秦苍笑容可掬,动作温和。走到“大哥”和任晗中间,一手轻轻覆盖在那男人钳住任晗的粗壮手上,细腻和温润立马传入手背,男人竟打了个不小的寒颤。众人也不知侍女何意,却又见她并不着急答话。
男人见眼前人只低眉浅笑,无有敌意,加之又是绝色,便松了手,嘿嘿干笑两声:“原来是我们这粗人不解风情了。
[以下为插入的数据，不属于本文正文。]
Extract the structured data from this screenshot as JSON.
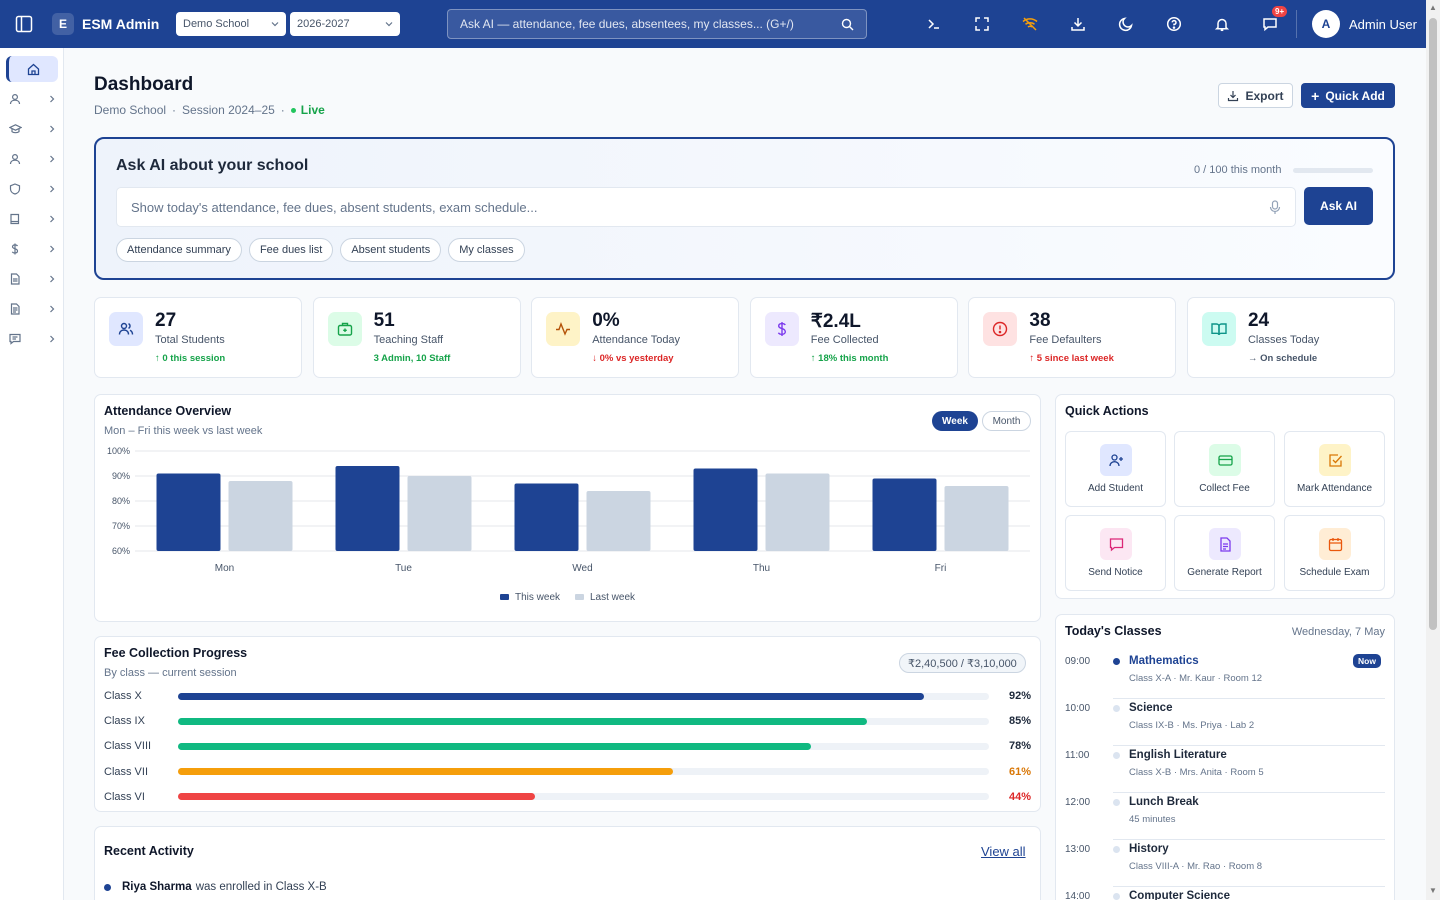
{
  "topbar": {
    "brand_letter": "E",
    "brand_name": "ESM Admin",
    "school_select": "Demo School",
    "year_select": "2026-2027",
    "search_placeholder": "Ask AI — attendance, fee dues, absentees, my classes... (G+/)",
    "notification_badge": "9+",
    "user_initial": "A",
    "user_name": "Admin User",
    "icons": [
      "terminal-icon",
      "fullscreen-icon",
      "wifi-off-icon",
      "download-icon",
      "moon-icon",
      "help-icon",
      "bell-icon",
      "chat-icon"
    ]
  },
  "sidebar": {
    "items": [
      "home-icon",
      "user-icon",
      "graduation-cap-icon",
      "user-icon",
      "shield-icon",
      "book-icon",
      "dollar-icon",
      "file-icon",
      "file-text-icon",
      "message-icon"
    ]
  },
  "header": {
    "title": "Dashboard",
    "school": "Demo School",
    "session": "Session 2024–25",
    "live": "Live",
    "export_label": "Export",
    "quick_add_label": "Quick Add"
  },
  "ask_ai": {
    "title": "Ask AI about your school",
    "quota": "0 / 100 this month",
    "quota_fraction": 0,
    "placeholder": "Show today's attendance, fee dues, absent students, exam schedule...",
    "button": "Ask AI",
    "chips": [
      "Attendance summary",
      "Fee dues list",
      "Absent students",
      "My classes"
    ]
  },
  "stats": [
    {
      "value": "27",
      "label": "Total Students",
      "delta": "↑ 0 this session",
      "tone": "up",
      "icon": "users-icon",
      "color": "#1e4393",
      "bg": "#e0e7ff"
    },
    {
      "value": "51",
      "label": "Teaching Staff",
      "delta": "3 Admin, 10 Staff",
      "tone": "up",
      "icon": "briefcase-icon",
      "color": "#16a34a",
      "bg": "#dcfce7"
    },
    {
      "value": "0%",
      "label": "Attendance Today",
      "delta": "↓ 0% vs yesterday",
      "tone": "down",
      "icon": "activity-icon",
      "color": "#b45309",
      "bg": "#fef3c7"
    },
    {
      "value": "₹2.4L",
      "label": "Fee Collected",
      "delta": "↑ 18% this month",
      "tone": "up",
      "icon": "dollar-icon",
      "color": "#7c3aed",
      "bg": "#ede9fe"
    },
    {
      "value": "38",
      "label": "Fee Defaulters",
      "delta": "↑ 5 since last week",
      "tone": "down",
      "icon": "alert-icon",
      "color": "#dc2626",
      "bg": "#fee2e2"
    },
    {
      "value": "24",
      "label": "Classes Today",
      "delta": "→ On schedule",
      "tone": "neutral",
      "icon": "book-open-icon",
      "color": "#0d9488",
      "bg": "#ccfbf1"
    }
  ],
  "attendance": {
    "title": "Attendance Overview",
    "subtitle": "Mon – Fri this week vs last week",
    "toggle_week": "Week",
    "toggle_month": "Month",
    "chart_data": {
      "type": "bar",
      "categories": [
        "Mon",
        "Tue",
        "Wed",
        "Thu",
        "Fri"
      ],
      "series": [
        {
          "name": "This week",
          "values": [
            91,
            94,
            87,
            93,
            89
          ],
          "color": "#1e4393"
        },
        {
          "name": "Last week",
          "values": [
            88,
            90,
            84,
            91,
            86
          ],
          "color": "#cbd5e1"
        }
      ],
      "ylim": [
        60,
        100
      ],
      "yticks": [
        "60%",
        "70%",
        "80%",
        "90%",
        "100%"
      ],
      "grid": true,
      "legend": "bottom-center"
    }
  },
  "quick_actions": {
    "title": "Quick Actions",
    "items": [
      {
        "label": "Add Student",
        "icon": "user-plus-icon",
        "color": "#1e4393",
        "bg": "#e0e7ff"
      },
      {
        "label": "Collect Fee",
        "icon": "credit-card-icon",
        "color": "#16a34a",
        "bg": "#dcfce7"
      },
      {
        "label": "Mark Attendance",
        "icon": "check-square-icon",
        "color": "#d97706",
        "bg": "#fef3c7"
      },
      {
        "label": "Send Notice",
        "icon": "message-icon",
        "color": "#db2777",
        "bg": "#fce7f3"
      },
      {
        "label": "Generate Report",
        "icon": "file-text-icon",
        "color": "#7c3aed",
        "bg": "#ede9fe"
      },
      {
        "label": "Schedule Exam",
        "icon": "calendar-icon",
        "color": "#ea580c",
        "bg": "#ffedd5"
      }
    ]
  },
  "fee": {
    "title": "Fee Collection Progress",
    "subtitle": "By class — current session",
    "total": "₹2,40,500 / ₹3,10,000",
    "rows": [
      {
        "label": "Class X",
        "pct": 92,
        "text": "92%",
        "color": "#1e4393",
        "text_color": "#1e293b"
      },
      {
        "label": "Class IX",
        "pct": 85,
        "text": "85%",
        "color": "#10b981",
        "text_color": "#1e293b"
      },
      {
        "label": "Class VIII",
        "pct": 78,
        "text": "78%",
        "color": "#10b981",
        "text_color": "#1e293b"
      },
      {
        "label": "Class VII",
        "pct": 61,
        "text": "61%",
        "color": "#f59e0b",
        "text_color": "#d97706"
      },
      {
        "label": "Class VI",
        "pct": 44,
        "text": "44%",
        "color": "#ef4444",
        "text_color": "#dc2626"
      }
    ]
  },
  "activity": {
    "title": "Recent Activity",
    "view_all": "View all",
    "first_name": "Riya Sharma",
    "first_text": "was enrolled in Class X-B"
  },
  "classes": {
    "title": "Today's Classes",
    "date": "Wednesday, 7 May",
    "now_badge": "Now",
    "items": [
      {
        "time": "09:00",
        "name": "Mathematics",
        "meta": "Class X-A · Mr. Kaur · Room 12",
        "active": true
      },
      {
        "time": "10:00",
        "name": "Science",
        "meta": "Class IX-B · Ms. Priya · Lab 2",
        "active": false
      },
      {
        "time": "11:00",
        "name": "English Literature",
        "meta": "Class X-B · Mrs. Anita · Room 5",
        "active": false
      },
      {
        "time": "12:00",
        "name": "Lunch Break",
        "meta": "45 minutes",
        "active": false
      },
      {
        "time": "13:00",
        "name": "History",
        "meta": "Class VIII-A · Mr. Rao · Room 8",
        "active": false
      },
      {
        "time": "14:00",
        "name": "Computer Science",
        "meta": "",
        "active": false
      }
    ]
  }
}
”
秦苍并不多看他,却自然地在他身侧坐下,拿起酒壶与杯盏,仰着头:“小女子敬这位英雄一杯。”说着低垂眉目,抬手将一只酒杯递给他。
眼前女子周身和煦,让人如沐暖阳;神情澄澈,像山间甘泉;动作利落,似雨后吹过节节嫩笋的风。男人看得有些痴,接过杯盏,跟着一并坐下。两人离得很近,男人能闻到一股旖旎的花香气从女子身上传来,极为享受。正要仰头一饮而尽,突然,秦苍勾过他的手臂,交杯酒一般,将自己杯中浆液一倾,倒入男人嘴里。手上的戒指映着火光跳跃,着实好看。
男人眼波有些摇晃:“姑娘予我的是交杯酒?”
“即是交杯酒,你怎么不喝?”小弟们质问秦苍。
“不必,不必勉强。姑娘赐的是琼浆鲜酿,在下感激。”男人看着秦苍,露出满足又和气的神色,极力维护。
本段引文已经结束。